What is the working definition of a Virtual Power Plant?
At present, there is no firm definition of a Virtual Power Plant (VPP).
In European countries such as Denmark, a VPP can refer to the ability of commercial consumers to purchase capacity at the wholesale level via an auction from small-scale base load fossil and biomass facilities for short periods of time.

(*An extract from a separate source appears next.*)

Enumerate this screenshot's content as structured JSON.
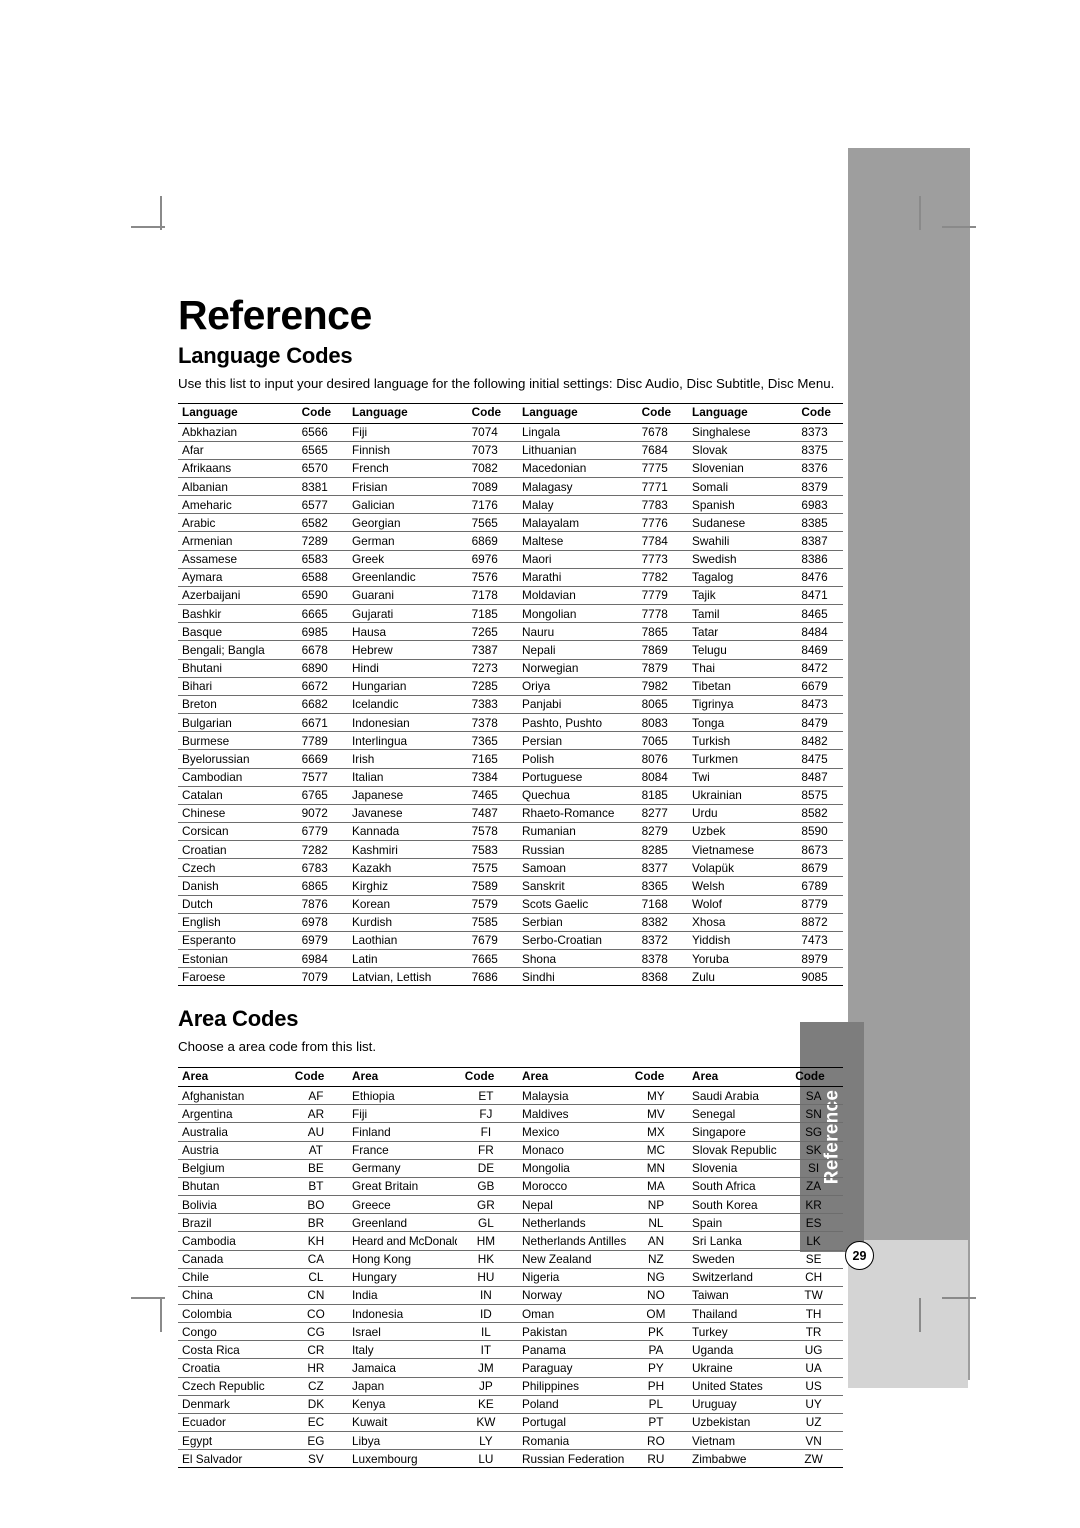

In the U.S., a VPP typically refers to the ability to aggregate power production from a cluster of grid-connected distributed generation (DG) sources via smart grid technology by a centralized controller, typically a utility, and then harmonize this generation with load profiles of individual customers.
What both of these perspectives share is this: VPPs rely upon software systems to remotely dispatch generation resources. In the U.S., VPPs not only deal with the supply side, but also help manage demand through demand response and other load shifting approaches, in real time.
In short, VPPs represent an “Internet of Energy,” tapping existing grid networks to tailor electricity supply and demand services for a customer, maximizing value for both end-user and distribution utility through software innovations.
Are VPPs a part of the smart grid? With its emphasis on smart meters, real-time pricing and demand response, the smart grid is a necessary prerequisite for VPPs. But VPPs are in essence, attempts to create a mini-independent system operator on the customer side of the meter. VPPs are a natural evolution of the smart grid and are highly synergistic with the various components that are hallmarks of the smart grid.
Is a VPP synonymous with “microgrid?”
In the Pike Research report entitled Microgrids: Islanded Power Grids and Distributed Generation for Community, Commercial and Institutional Applications, the following definition was provided for a microgrid:
An integrated energy system consisting of distributed energy resources and multiple electrical loads operating as a single, autonomous grid either in parallel to or “islanded” from the existing utility power grid.
While projects such as Duke Power’s MacAlpine project in south Charlotte, North Carolina – in which 100 households participated in a VPP pilot project powered largely by a 50 kW solar photovoltaic array — can be considered both a microgrid and a VPP, in Pike Research’s view, there are some key distinguishing features behind both of these emerging concepts, and MacApline is the exception rather than the rule.
VPPs and microgrids share some critical features – such as the ability to aggregate DG (and storage) at the distribution level — but are distinct in the following ways:
- Microgrids can be grid-tied or off-grid (VPPs are always grid-tied)
- Microgrids can “island” themselves from the larger utility grid (VPP’s do not offer this contingency)
- Microgrids typically require some level of storage (whereas VPPs may or may not feature storage)
- Microgrids are dependent upon hardware innovations such as inverters (whereas VPPs are software dependent)
- Microgrids typically only tap resources at the retail distribution level (whereas VPPs can also create a bridge to wholesale markets)
- Microgrids still face regulatory hurdles (whereas VPPs can, more often than not, be implemented under current regulatory structures and tariffs)
The highest profile VPP in Europe to date is called “FENIX,” which is a rather odd abbreviation for “Flexible Electricity Network to Integrate the eXpected ‘energy revolution.’” With heavyweight companies such as EDF Energy Networks, Iberdrola SA, Gamesa and Siemens all involved, FENIX was more focused on integrating wholesale power supplies from wind farms and industrial co-generation (as well as distributed Combined Heat & Power plants) than on harmonizing distributed renewables such as solar PV or fuel cells with the load profiles of individual retail customers.
Two projects in Colorado can also be classified as VPPs: the FortZED project in Fort Collins and Xcel Energy’s SmartGridCity pilot in Boulder, the latter being the better example since the goal of the project is to allow a central control dispatcher to treat a portfolio of distributed generation resources as if they were a single large power plant, maximizing efficiency through load shifting and demand response.